"Ik heb altijd gedacht dat het Paradijs een soort bibliotheek zou zijn" - Jorge Luis Borges

Het oog van de naald

Dinsdag, 30 november, 2021

Geschreven door: Wieslaw Mysliwski
Artikel door: Guido Goedgezelschap

meesterlijk gecomponeerde roman

“We zijn klein en afstotelijk, en toch zijn we mooi, want wij hebben eigen gezichten.”

“Als een mens jong is gelooft hij niet dat hij oud zal zijn en als hij oud is, gelooft hij niet dat hij jong is geweest.”

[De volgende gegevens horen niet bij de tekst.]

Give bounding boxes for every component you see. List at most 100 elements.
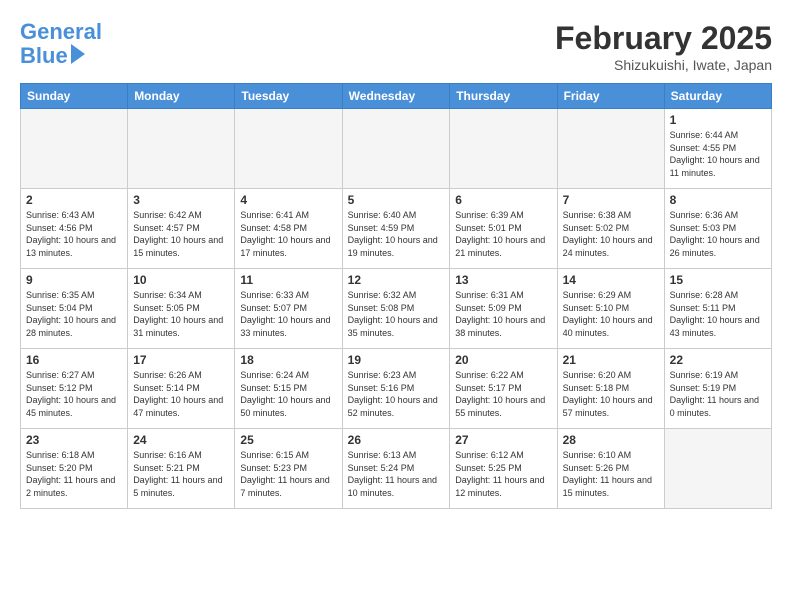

[Recensie] Met quotes en doordenkertjes zoals deze zou je een zeer uitgebreide bloemlezing kunnen maken: het boek puilt uit van dit soort filosofische en diepgaande hoogstandjes. De tekst op de achterflap geeft de lezer al een vermoeden over de schrijfstijl van Wiesław Myśliwski (25 maart 1932, Dwikozy, Polen). Als leek in het repertoire van deze Poolse auteur is het wel even slikken. Zijn romans en toneelstukken concentreren zich vooral op het leven op het Poolse platteland. Voor De horizon (1996) en Over het doppen van bonen (2006) was hij de laureaat van de Poolse Nike-Literatuurprijs. Het oog van de naald werd in 2021 uit het Pools vertaald door Karol Lesman.

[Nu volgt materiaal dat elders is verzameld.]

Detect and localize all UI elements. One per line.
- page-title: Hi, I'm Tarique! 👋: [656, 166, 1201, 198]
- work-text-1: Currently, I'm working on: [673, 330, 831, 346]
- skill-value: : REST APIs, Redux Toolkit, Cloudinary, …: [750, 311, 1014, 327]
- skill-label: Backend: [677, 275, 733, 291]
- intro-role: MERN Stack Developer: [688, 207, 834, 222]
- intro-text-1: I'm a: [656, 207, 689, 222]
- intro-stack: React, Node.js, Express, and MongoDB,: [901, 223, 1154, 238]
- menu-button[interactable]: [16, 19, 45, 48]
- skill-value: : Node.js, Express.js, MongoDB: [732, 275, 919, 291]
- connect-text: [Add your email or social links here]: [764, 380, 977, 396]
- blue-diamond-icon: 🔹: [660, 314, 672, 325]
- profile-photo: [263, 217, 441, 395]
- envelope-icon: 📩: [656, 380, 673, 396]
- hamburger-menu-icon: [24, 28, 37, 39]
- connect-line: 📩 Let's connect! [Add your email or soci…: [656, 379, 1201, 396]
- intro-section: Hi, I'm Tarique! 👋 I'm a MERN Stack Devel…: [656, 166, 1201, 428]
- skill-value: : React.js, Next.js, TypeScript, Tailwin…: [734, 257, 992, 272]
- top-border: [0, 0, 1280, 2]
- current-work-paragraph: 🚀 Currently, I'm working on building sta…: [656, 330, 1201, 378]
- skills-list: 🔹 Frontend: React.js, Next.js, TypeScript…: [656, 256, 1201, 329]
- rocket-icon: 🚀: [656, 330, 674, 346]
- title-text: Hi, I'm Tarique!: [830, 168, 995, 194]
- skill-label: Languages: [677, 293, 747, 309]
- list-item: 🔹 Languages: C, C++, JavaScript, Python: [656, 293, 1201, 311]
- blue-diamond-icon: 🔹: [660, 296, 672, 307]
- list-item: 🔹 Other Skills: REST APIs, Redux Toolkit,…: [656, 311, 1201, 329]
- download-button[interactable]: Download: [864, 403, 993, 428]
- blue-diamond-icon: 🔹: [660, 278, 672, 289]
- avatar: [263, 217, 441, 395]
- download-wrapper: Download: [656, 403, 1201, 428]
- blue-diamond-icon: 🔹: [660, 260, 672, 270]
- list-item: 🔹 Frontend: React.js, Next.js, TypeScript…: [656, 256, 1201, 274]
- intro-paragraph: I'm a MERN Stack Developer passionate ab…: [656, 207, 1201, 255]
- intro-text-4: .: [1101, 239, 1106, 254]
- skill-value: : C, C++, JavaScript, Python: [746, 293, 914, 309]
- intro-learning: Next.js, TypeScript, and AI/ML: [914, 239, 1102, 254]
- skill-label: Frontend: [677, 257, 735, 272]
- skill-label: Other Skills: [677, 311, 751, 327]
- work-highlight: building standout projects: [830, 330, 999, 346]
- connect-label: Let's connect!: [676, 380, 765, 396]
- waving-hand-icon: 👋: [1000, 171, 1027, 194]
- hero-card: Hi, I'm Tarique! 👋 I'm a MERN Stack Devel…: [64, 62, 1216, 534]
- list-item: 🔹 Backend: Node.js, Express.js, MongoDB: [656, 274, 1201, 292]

De titel van het boek refereert naar een steile, lange trap. En trap met een gevaarlijke versmalling, zo wat halfweg, die de stad verbindt met de open natuur. Landbouwgebied? Natuurreservaat? Of wil de auteur contrasteren tussen een door oorlog geteisterde stad en de puurheid, de ongerepte zuiverheid van het platteland? Of is het weg die je moet nemen naar het paradijs? Als je de prachtige cover nader bekijkt zou dit een mogelijkheid kunnen zijn. (~een mistig pad dat schijnbaar ergens eindigt; maar is dit wel zo?; of is het pad eindeloos omdat de horizon zich telkens verplaatst?~). Hoe dan ook: het verhaal begint aan die bewuste trap. Vruchteloos wacht een jonge kerel op een meisje, … een Zigeunerin met zogende baby voorspelt hem een lang leven, … en een onbekende oude man met wandelstok, die iets over zijn toekomst weet, kruist zijn pad, …

Pf

“Eerlijk gezegd is het leven een herhaling van iemand anders zijn leven. Het verleden loopt op ons vooruit, moet u weten, wij sloffen er maar wat achteraan. Want wie zou zijn eigen leven kunnen bijhouden?”

Is het de confrontatie van een oude man met zijn vervlogen jeugd of de confrontatie van een jongeling met een onafwendbare toekomst?

“Stel je voor dat ik jong ben. Is dat dan zo moeilijk? Jeugd gaat nooit voorbij. Het zijn onze lichamen die vergaan.”

De naamloze ik-figuur wordt na zijn middelbare opleiding geweigerd aan de universiteit. Polen kruipt maar moeilijk uit de as die WOI heeft achtergelaten en de communisten hebben de touwtjes strak in handen. Een jaar later kan hij toch geschiedenis gaan studeren en ondanks zijn armoedige toestand slaagt hij er zelfs in om professor te worden.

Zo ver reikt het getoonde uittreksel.